Anti-Asian racism in the medical field is a common reality, Yale-led survey finds

Anti-Asian racism in the medical field is a common reality, a Yale-led survey found.
Throughout his career in medicine, David Yang, 32, says he’s acutely felt the impacts of his race. A Chinese American emergency medicine fellow at the Yale School of Medicine, Yang said he’s had slurs hurled at him by patients, faced racist comments tying him to Covid, and has been confused with his Asian colleagues.
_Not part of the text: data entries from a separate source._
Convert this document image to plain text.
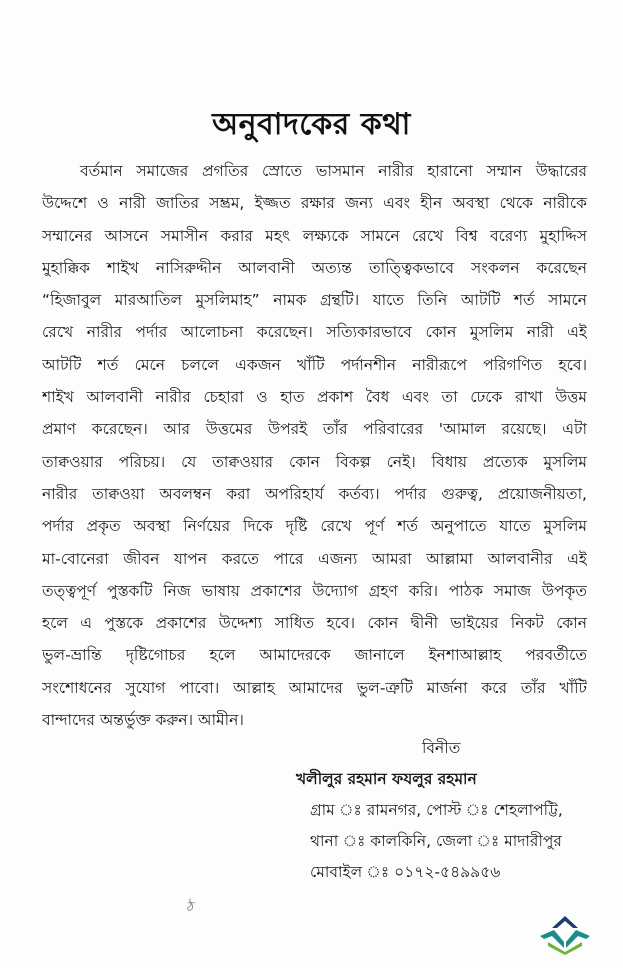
অনুবাদকের কথা
বর্তমান সমাজের প্রগতির স্রোতে ভাসমান নারীর হারানো সম্মান উদ্ধারের
উদ্দেশে ও নারী জাতির সম্ভ্রম, ইজ্জত রক্ষার জন্য এবং হীন অবস্থা থেকে নারীকে
সম্মানের আসনে সমাসীন করার মহৎ লক্ষ্যকে সামনে রেখে বিশ্ব বরেণ্য মুহাদ্দিস
মুহাক্কিক শাইখ নাসিরুদ্দীন আলবানী অত্যন্ত তাত্ত্বিকভাবে সংকলন করেছেন
“হিজাবুল মারআতিল মুসলিমাহ” নামক গ্রন্থটি। যাতে তিনি আটটি শর্ত সামনে
রেখে নারীর পর্দার আলোচনা করেছেন। সত্যিকারভাবে কোন মুসলিম নারী এই
আটটি শর্ত মেনে চললে একজন খাঁটি পর্দানশীন নারীরূপে পরিগণিত হবে।
শাইখ আলবানী নারীর চেহারা ও হাত প্রকাশ বৈধ এবং তা ঢেকে রাখা উত্তম
প্রমাণ করেছেন। আর উত্তমের উপরই তাঁর পরিবারের 'আমাল রয়েছে। এটা
তাক্বওয়ার পরিচয়। যে তাক্বওয়ার কোন বিকল্প নেই। বিধায় প্রত্যেক মুসলিম
নারীর তাক্বওয়া অবলম্বন করা অপরিহার্য কর্তব্য। পর্দার গুরুত্ব, প্রয়োজনীয়তা,
পর্দার প্রকৃত অবস্থা নির্ণয়ের দিকে দৃষ্টি রেখে পূর্ণ শর্ত অনুপাতে যাতে মুসলিম
মা-বোনেরা জীবন যাপন করতে পারে এজন্য আমরা আল্লামা আলবানীর এই
তত্ত্বপূর্ণ পুস্তকটি নিজ ভাষায় প্রকাশের উদ্যোগ গ্রহণ করি। পাঠক সমাজ উপকৃত
হলে এ পুস্তকে প্রকাশের উদ্দেশ্য সাধিত হবে। কোন দ্বীনী ভাইয়ের নিকট কোন
ভুল-ভ্রান্তি দৃষ্টিগোচর হলে আমাদেরকে জানালে ইনশাআল্লাহ পরবর্তীতে
সংশোধনের সুযোগ পাবো। আল্লাহ আমাদের ভুল-ত্রুটি মার্জনা করে তাঁর খাঁটি
বান্দাদের অন্তর্ভুক্ত করুন। আমীন।
বিনীত
খলীলুর রহমান ফযলুর রহমান
গ্রাম ঃ রামনগর, পোস্ট ঃ শেহলাপট্টি,
থানা ঃ কালকিনি, জেলা ঃ মাদারীপুর
মোবাইল ঃ ০১৭২-৫৪৯৯৫৬
ঠ
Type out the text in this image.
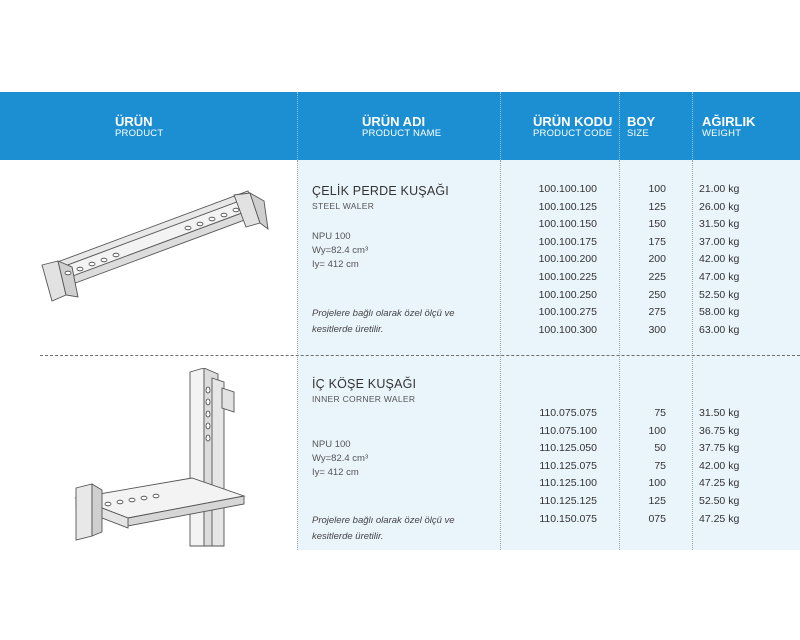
ÜRÜN
PRODUCT
ÜRÜN ADI
PRODUCT NAME
ÜRÜN KODU
PRODUCT CODE
BOY
SIZE
AĞIRLIK
WEIGHT
ÇELİK PERDE KUŞAĞI
STEEL WALER
NPU 100
Wy=82.4 cm³
Iy= 412 cm
Projelere bağlı olarak özel ölçü ve kesitlerde üretilir.
100.100.100
100.100.125
100.100.150
100.100.175
100.100.200
100.100.225
100.100.250
100.100.275
100.100.300
100
125
150
175
200
225
250
275
300
21.00 kg
26.00 kg
31.50 kg
37.00 kg
42.00 kg
47.00 kg
52.50 kg
58.00 kg
63.00 kg
İÇ KÖŞE KUŞAĞI
INNER CORNER WALER
NPU 100
Wy=82.4 cm³
Iy= 412 cm
Projelere bağlı olarak özel ölçü ve kesitlerde üretilir.
110.075.075
110.075.100
110.125.050
110.125.075
110.125.100
110.125.125
110.150.075
75
100
50
75
100
125
075
31.50 kg
36.75 kg
37.75 kg
42.00 kg
47.25 kg
52.50 kg
47.25 kg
He knew there were others who shared his experience, but he said meaningful research on the subject of anti-Asian racism in the medical field just didn’t exist. So he put forth his own study, and surveyed two dozen medical students.
What he found confirmed his suspicions, he said. Across Asian American groups, medical students reported experiencing racism frequently — and they said their schools didn’t do much to stop it.
“The conversations, the microaggressions, the discrimination that I had experienced were very much echoed,” Yang told NBC News. “All the participants I spoke to generally felt unsupported by the medical school, and felt that bringing it up would be costly for their medical training.”
A Pakistani American medical student who was surveyed told Yang that an attending physician in charge of him once made an Islamophobic joke at his expense in front of patients, saying, “He’s gonna get his buddies from the Taliban to come after you.”